Ground Report: In West Bengal’s Murshidabad, Young Boys Are Quitting School Because What’s The Point
As there are no jobs for the educated, more and more boys from poorer households are dropping out.
“In Kerala, I used to make ends meet and was still able to send Rs 9000 home every month. Now, on good days I make 300 bucks. Some days I make nothing at all.”
Rabiul Sheikh, 35 now drives an e-rickshaw in his native village — Murshidabad, West Bengal. He dropped out of school after seventh grade. “Most of the boys in my village don’t study after a certain age and go out to work.”
Rabiul is back home after working in Kerala as a mason for ten years. His two elder brothers, who have studied only till the fifth grade, work in Jammu and Kashmir as masons. Hit by abject poverty, at least one person from every household in Ahiran and other villages like Harua, Gosaipur, Karimpur, and Lalgolla has migrated outside West Bengal for employment. While Muslims end up working as masons and labourers, Hindus usually get employed in bakeries and restaurants.

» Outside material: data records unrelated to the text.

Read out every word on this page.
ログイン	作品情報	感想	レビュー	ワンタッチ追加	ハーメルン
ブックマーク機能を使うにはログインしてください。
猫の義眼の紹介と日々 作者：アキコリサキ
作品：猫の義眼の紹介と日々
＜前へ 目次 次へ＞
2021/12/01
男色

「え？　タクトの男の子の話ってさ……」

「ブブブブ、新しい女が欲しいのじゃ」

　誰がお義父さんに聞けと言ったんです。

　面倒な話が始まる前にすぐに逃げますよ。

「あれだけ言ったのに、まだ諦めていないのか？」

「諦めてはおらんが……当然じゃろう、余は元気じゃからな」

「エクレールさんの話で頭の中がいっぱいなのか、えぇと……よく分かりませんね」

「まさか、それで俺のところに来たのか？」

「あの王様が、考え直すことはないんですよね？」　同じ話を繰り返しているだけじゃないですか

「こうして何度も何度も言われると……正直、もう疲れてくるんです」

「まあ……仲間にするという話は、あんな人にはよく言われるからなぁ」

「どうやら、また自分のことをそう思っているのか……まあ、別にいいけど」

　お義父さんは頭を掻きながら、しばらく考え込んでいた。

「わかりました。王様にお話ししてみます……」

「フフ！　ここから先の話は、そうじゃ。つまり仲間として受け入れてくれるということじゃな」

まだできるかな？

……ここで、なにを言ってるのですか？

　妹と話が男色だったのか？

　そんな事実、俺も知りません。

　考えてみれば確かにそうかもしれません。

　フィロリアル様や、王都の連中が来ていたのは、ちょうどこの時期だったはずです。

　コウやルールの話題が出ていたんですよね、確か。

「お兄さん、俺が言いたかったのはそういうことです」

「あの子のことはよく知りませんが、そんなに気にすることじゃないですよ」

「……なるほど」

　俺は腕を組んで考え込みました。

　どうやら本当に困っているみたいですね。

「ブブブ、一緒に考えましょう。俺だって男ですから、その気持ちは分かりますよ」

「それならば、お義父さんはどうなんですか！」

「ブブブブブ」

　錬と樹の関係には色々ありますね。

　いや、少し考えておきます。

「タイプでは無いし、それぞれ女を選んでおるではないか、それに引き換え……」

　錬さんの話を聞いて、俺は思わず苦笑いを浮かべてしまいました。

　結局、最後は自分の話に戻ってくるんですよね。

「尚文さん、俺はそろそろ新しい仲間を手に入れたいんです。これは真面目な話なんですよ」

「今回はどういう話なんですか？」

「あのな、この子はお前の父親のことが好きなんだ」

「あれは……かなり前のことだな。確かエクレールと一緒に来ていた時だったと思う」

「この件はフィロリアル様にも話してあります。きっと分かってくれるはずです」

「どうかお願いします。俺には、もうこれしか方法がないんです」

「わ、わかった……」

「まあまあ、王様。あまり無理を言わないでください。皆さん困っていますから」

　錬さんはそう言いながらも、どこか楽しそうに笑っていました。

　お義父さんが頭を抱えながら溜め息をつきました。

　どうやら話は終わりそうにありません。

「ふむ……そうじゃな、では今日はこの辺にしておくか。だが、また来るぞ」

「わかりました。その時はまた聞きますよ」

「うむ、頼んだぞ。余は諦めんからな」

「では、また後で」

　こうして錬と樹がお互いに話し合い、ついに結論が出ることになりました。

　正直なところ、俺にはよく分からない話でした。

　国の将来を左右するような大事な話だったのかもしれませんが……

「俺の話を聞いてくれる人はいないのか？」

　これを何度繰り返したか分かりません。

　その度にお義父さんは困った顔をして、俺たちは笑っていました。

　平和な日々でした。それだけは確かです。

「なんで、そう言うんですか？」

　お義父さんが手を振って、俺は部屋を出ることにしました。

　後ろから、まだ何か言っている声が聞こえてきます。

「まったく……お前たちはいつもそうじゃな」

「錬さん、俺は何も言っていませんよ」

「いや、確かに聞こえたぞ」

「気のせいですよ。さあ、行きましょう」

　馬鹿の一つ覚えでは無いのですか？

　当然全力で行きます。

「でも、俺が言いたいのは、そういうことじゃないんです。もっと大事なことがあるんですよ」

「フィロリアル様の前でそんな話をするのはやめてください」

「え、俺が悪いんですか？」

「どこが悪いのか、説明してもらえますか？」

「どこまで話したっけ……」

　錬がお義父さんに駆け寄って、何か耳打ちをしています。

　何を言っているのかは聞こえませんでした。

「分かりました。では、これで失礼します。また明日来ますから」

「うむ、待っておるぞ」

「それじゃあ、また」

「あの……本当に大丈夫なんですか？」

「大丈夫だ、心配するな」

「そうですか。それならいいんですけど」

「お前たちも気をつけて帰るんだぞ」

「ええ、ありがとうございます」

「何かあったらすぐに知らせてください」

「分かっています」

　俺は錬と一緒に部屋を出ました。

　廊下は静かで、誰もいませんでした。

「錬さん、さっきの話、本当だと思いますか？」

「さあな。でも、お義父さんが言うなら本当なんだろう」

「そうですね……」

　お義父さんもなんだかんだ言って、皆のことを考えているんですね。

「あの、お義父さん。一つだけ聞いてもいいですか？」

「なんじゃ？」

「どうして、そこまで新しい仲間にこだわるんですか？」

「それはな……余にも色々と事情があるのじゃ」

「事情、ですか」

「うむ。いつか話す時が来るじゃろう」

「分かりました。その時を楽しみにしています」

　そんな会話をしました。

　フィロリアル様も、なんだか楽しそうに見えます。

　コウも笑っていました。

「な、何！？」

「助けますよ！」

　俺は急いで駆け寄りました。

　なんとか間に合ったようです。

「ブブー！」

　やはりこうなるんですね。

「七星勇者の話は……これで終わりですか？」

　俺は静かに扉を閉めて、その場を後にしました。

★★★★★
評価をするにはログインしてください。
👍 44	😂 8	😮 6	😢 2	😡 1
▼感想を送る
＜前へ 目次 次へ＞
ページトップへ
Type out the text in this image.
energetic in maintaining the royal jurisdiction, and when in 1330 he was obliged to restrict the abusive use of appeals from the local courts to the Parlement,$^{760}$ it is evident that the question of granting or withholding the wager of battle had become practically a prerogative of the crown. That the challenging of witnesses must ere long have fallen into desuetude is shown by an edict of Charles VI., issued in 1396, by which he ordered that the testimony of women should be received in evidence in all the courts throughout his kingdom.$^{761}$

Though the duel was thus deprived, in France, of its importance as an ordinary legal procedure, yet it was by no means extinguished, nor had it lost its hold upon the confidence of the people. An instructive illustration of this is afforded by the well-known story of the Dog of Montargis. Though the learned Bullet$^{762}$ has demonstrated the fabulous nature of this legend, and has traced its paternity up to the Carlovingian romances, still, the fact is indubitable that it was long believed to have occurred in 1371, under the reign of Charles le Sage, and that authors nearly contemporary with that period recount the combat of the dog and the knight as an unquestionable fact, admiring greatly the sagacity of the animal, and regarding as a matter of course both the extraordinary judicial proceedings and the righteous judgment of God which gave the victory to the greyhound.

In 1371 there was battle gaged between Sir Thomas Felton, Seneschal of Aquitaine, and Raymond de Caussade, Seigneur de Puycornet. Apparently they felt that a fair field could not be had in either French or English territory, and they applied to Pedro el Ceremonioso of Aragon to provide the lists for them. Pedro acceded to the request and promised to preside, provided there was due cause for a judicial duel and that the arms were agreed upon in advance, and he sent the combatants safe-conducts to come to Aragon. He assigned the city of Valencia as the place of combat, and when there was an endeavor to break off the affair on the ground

People who don’t want to leave the state, even educated folk, end up working as drivers, masons or opening small shops. Rabiul’s cousin sister teaches in a private school and earns just Rs 3,000 per month. “The Mamata Banerjee government has stopped recruiting teachers for government schools,” he laments.
The West Bengal government has not recruited candidates who have qualified the School Service Commission (SSC) examinations between 2013 and 2017 despite the numerous vacant seats across schools in the state. SSC candidates from across the state even sat on a relay hunger strike in Kolkata. After 28 days of the strike, Chief Minister Mamata Banerjee visited the protestors and assured them that their demands will be met after the polls as the model code of conduct had kicked into force.
After failing to get a job despite running from pillar to post, Gokul Sheikh, a graduate, runs a small pan shop. “I don’t have the money and the system is corrupt. Without any connections, getting jobs isn’t possible,” he says.
Gokul became a graduate while his brothers dropped out after fifth grade. All three of them earn more or less the same amount of money.
Murshidabad district is divided into three constituencies — Jangipur, Behrampore and Murshidabad. Congress MP Abhijeet Mukherjee represents the Jangipur Lok Sabha constituency. The main contenders against Mukherjee are Trinamool nominee Khalilur Rahaman and CPI(M) nominee Md. Zulfikar Ali. BJP has fielded Mafuja Khatun.
In 2014 polls, Mukherjee had won against CPI (M)’s Muzaffar Hossain by a slim margin of 8,161 votes.
In Behrampore constituency, four-time MP Adhir Ranjan Chowdhury has a very strong support base. He is contesting against recent Congress defector and Trinamool nominee and MLA Apurba Sarkar. Chowdhury will most likely retain his seat comfortably though many Congress members in the constituency have switched to Mamata Banerjee’s party along with MLA Sarkar.
CPI(M) MP Badaruddoza Khan is facing a tough battle in Murshidabad constituency as the seat is traditionally considered a Congress bastion and Trinamool is also eyeing to open its account here. TMC has fielded MLA Abu Taher Khan who recently quit the grand old party, and Lalgola MLA Abu Hena is the Congress’ candidate.
According to leaked NSSO data, unemployment in the country increased to a 45-year high of 6.1 per cent in 2017-18. The data reflects the experiences of people in Murshidabad — unemployment among the educated and skilled is much higher than the national average. For rural educated men, the rate was 10.5 per cent and for urban educated men, this was 9.2 per cent in 2017-18.